Ludwig Landgrebe (Vienna 9 March 1902; Cologne 14 August 1991) was an Austrian phenomenologist and Professor of philosophy. He is the grandfather of award-winning German actor Max Landgrebe.
Landgrebe studied philosophy, history and geography in Vienna. Influenced by Max Scheler, he continued his studies in Freiburg. In 1923 Landgrebe became assistant to Edmund Husserl (1859-1938). After the approval of his doctoral dissertation, Landgrebe transferred to Prague for his postdoctoral qualification under Oskar Kraus. From 1939 he collaborated with Eugen Fink at the Husserl-Archives in Leuven. Landgrebe's wife, Ilse Maria Goldschmidt, was of Jewish ancestry and sister of the writer Georges-Arthur Goldschmidt. In 1940 Landgrebe was deported to Belgium. He worked part-time as a merchant assistant in Hamburg.
In 1945 Landgrebe had his post-doctorate reapproved in Hamburg, and he was made ordinary professor in 1947 in Kiel, where Hans Blumenberg was one of his students.
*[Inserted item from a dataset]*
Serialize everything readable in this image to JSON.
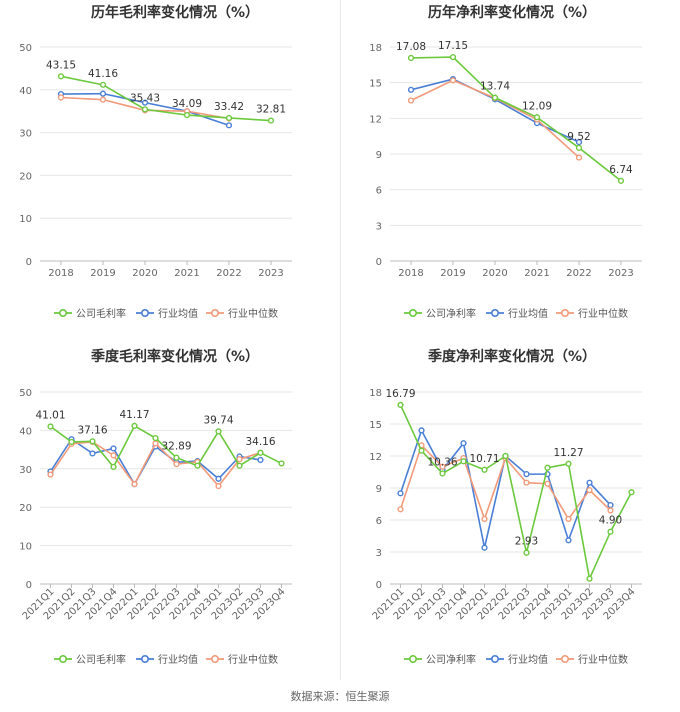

In 1954 he transferred to Cologne, and become director of the Husserl-Archives there. Landgrebe is known as one of Husserl's closest associates, but also for his independent views relating to the subjects of history, religion and politics, as seen from the viewpoints of existentialist philosophy and metaphysics. Metaphysics - Man's reflective remembrance, upon the whole of his being.